Balancing begins by writing the unbalanced equation using chemical formulas for reactants and products. This gives a visual representation of the process. Then, adjust coefficients, which are whole numbers placed in front of chemical formulas, to balance the atoms on each side. Always start with the most complex molecule and leave the simplest for last, often balancing hydrogen and oxygen atoms last, as they are frequently found in multiple compounds within reactions.

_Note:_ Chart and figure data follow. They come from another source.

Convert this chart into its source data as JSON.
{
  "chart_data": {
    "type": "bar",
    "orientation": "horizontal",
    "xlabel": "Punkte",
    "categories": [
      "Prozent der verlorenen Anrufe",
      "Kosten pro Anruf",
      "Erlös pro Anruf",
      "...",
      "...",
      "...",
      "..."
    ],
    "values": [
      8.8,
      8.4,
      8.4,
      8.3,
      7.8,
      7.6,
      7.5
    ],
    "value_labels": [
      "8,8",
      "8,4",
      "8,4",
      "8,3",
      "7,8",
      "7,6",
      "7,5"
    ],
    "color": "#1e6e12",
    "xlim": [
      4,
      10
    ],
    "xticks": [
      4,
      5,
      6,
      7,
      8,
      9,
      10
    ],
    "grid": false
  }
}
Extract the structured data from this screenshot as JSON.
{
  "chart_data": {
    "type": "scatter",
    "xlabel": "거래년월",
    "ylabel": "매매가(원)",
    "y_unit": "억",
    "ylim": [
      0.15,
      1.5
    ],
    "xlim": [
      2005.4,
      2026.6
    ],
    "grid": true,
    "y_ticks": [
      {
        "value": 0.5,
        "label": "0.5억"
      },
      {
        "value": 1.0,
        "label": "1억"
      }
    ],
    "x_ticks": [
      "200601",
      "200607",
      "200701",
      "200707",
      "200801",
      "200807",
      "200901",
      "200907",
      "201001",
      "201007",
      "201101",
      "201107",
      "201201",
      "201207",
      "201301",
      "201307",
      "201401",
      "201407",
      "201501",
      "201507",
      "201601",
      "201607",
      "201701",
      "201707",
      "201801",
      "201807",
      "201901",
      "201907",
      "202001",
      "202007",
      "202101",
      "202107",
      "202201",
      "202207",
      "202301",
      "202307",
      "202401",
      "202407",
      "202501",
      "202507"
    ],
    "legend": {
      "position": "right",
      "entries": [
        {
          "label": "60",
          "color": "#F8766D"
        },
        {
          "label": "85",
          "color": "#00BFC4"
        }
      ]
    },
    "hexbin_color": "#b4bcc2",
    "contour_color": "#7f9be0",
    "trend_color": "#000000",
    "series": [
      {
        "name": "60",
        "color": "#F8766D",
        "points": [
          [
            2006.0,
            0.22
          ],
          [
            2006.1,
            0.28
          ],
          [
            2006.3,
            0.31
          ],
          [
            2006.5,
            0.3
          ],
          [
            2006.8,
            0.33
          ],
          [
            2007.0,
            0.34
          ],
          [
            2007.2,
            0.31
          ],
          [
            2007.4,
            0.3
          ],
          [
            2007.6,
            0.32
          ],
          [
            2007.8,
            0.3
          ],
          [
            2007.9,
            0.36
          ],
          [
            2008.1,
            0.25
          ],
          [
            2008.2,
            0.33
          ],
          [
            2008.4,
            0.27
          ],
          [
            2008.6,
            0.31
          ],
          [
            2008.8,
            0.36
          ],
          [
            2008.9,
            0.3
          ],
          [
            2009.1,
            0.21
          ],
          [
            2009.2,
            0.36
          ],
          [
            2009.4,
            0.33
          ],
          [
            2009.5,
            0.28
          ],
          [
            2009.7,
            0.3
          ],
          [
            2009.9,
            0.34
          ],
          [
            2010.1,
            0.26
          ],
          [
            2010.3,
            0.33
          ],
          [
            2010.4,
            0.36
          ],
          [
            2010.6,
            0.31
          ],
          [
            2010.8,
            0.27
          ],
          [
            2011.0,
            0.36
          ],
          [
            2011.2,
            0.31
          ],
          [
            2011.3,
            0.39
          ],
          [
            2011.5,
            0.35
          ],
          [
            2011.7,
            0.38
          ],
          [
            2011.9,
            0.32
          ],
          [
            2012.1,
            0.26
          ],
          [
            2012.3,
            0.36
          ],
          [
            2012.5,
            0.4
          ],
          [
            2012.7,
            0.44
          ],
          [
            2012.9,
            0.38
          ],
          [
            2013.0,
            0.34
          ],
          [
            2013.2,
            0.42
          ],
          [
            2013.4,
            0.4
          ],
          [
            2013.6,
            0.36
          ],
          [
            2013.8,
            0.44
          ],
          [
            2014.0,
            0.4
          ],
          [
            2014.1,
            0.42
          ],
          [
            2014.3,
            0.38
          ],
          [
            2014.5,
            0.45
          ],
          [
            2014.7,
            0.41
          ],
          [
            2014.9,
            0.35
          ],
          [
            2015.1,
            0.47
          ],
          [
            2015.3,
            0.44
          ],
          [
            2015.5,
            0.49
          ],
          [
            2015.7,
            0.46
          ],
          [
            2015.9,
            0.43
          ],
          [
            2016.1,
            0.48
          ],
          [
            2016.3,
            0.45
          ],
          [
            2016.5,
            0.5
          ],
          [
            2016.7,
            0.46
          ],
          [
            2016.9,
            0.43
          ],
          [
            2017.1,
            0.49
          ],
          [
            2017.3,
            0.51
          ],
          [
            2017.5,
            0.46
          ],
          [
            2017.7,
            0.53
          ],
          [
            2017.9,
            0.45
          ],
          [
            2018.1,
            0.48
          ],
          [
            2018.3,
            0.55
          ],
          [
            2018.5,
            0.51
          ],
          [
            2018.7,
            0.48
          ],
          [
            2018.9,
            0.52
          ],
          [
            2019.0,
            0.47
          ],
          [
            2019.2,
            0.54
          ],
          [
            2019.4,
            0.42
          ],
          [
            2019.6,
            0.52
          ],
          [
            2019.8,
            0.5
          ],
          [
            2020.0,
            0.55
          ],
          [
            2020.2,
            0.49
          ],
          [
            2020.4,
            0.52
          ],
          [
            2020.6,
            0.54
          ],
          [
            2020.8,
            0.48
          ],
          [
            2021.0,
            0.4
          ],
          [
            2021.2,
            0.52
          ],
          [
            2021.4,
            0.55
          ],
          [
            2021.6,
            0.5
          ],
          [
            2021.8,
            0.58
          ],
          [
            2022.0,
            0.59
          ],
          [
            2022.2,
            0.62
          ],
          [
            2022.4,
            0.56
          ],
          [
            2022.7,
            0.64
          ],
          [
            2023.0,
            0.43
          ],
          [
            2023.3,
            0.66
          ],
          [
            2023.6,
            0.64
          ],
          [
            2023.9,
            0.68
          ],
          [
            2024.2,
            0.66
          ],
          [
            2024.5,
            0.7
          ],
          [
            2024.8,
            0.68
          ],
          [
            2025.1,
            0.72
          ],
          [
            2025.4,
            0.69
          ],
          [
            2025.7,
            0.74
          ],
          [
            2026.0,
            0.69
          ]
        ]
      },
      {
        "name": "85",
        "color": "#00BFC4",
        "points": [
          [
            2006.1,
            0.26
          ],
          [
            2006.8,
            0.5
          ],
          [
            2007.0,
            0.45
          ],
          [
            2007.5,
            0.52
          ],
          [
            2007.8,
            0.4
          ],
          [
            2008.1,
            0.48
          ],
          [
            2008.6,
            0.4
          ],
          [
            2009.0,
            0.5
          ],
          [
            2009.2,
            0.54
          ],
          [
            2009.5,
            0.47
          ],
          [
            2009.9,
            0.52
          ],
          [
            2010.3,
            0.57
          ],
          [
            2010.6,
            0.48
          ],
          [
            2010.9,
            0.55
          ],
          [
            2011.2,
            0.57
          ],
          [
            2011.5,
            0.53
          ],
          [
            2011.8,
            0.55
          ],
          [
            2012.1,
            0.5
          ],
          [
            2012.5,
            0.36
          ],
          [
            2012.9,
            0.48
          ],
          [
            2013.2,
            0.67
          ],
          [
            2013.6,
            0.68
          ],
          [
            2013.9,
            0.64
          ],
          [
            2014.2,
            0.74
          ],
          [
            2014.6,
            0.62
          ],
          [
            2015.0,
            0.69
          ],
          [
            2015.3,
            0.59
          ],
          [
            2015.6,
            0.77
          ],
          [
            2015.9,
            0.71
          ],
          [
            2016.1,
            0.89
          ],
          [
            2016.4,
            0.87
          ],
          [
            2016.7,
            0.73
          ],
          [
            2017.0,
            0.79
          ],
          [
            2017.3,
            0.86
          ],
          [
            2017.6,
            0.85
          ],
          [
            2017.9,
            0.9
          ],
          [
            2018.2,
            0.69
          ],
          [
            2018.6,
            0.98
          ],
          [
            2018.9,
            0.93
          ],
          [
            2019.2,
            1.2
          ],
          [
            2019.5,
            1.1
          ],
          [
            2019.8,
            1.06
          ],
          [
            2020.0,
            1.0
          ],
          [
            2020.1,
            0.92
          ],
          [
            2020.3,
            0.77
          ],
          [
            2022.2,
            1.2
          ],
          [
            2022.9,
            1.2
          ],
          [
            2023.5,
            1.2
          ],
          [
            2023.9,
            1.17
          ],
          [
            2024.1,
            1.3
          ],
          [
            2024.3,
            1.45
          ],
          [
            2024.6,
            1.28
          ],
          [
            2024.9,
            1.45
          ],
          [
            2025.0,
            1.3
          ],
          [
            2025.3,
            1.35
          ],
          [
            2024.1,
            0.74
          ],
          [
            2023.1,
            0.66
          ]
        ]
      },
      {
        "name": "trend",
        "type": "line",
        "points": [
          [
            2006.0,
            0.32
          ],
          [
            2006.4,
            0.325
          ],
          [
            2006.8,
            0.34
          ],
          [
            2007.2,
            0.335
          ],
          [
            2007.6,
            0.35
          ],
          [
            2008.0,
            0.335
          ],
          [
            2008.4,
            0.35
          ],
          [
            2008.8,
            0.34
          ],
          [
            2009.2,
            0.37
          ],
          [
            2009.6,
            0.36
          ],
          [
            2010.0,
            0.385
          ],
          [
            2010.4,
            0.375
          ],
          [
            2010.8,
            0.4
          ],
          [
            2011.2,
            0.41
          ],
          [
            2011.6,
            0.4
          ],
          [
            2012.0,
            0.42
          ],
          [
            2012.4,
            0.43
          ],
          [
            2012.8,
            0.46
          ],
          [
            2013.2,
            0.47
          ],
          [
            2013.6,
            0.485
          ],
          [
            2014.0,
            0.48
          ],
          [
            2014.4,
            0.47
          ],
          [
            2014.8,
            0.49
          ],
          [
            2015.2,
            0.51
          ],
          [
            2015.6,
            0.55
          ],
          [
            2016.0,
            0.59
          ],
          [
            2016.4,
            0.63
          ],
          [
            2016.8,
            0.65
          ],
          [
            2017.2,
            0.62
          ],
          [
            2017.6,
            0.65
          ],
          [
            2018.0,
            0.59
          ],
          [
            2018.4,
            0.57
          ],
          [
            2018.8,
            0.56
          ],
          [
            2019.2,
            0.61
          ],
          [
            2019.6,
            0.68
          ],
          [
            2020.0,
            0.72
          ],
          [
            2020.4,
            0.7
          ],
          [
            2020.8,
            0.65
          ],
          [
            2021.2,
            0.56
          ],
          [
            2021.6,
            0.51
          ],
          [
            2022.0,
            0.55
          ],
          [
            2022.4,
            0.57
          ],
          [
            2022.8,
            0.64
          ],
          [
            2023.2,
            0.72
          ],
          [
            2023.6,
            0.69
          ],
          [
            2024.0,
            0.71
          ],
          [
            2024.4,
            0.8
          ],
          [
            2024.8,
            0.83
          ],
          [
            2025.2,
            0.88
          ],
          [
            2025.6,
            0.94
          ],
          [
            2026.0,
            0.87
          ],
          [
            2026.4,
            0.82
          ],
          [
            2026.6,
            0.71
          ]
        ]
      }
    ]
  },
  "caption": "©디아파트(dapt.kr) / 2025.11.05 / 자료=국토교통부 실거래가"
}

For example, when balancing the reaction of zinc oxide with dilute hydrochloric acid:

• Start with the unbalanced equation: \(\text{ZnO + HCl} \rightarrow \text{ZnCl}_2 + \text{H}_2\text{O}\)
• Balance chlorine by placing a 2 before \(\text{HCl}\): \(\text{ZnO + 2HCl} \rightarrow \text{ZnCl}_2 + \text{H}_2\text{O}\)

The reaction is now balanced.

Inorganic Chemistry

Inorganic chemistry is a branch of chemistry that studies the properties and behavior of inorganic compounds, which are compounds not covered by organic chemistry. These often include salts, metals, and minerals that do not contain carbon-hydrogen bonds.

One of the primary focuses of inorganic chemistry is understanding and predicting the behavior of these substances during chemical reactions. Understanding their reactivity helps explain natural processes and industrial applications, such as material fabrication and environmental impacts.

Chemical reactions like those between sulfur dioxide and water, or arsenic trioxide and potassium hydroxide, are typical examples in inorganic chemistry. These reactions often involve:

• Formation of acid or base compounds, such as the conversion of \(\text{SO}_2 + \text{H}_2\text{O} \rightarrow \text{H}_2\text{SO}_3\), forming sulfurous acid.
• Neutralization reactions, as seen with zinc oxide and hydrochloric acid forming zinc chloride and water, demonstrating typical inorganic processes.

Chemical Equation Representation

Chemical equation representation is crucial for understanding chemical reactions. A chemical equation uses symbols and formulas to represent the reactants and products in a reaction. It provides a concise way to express what substances are involved and in what proportions.

The equation's format typically involves showing the reactants on the left, an arrow indicating the direction of the reaction, and the products on the right, like this: \(\text{Reactants} \rightarrow \text{Products}\). This notation helps chemists easily understand and predict the outcomes of reactions, calculate reactant quantities needed, and identify potential by-products.

For instance, in representing the reaction of lithium oxide in water, the chemical equation:

• \(\text{Li}_2\text{O} + \text{H}_2\text{O} \rightarrow 2\text{LiOH}\)

Here, the symbols show two lithium hydroxide molecules produced for each lithium oxide and water molecule reacting. Properly representing these reactions allows chemists to efficiently study and apply these chemical processes.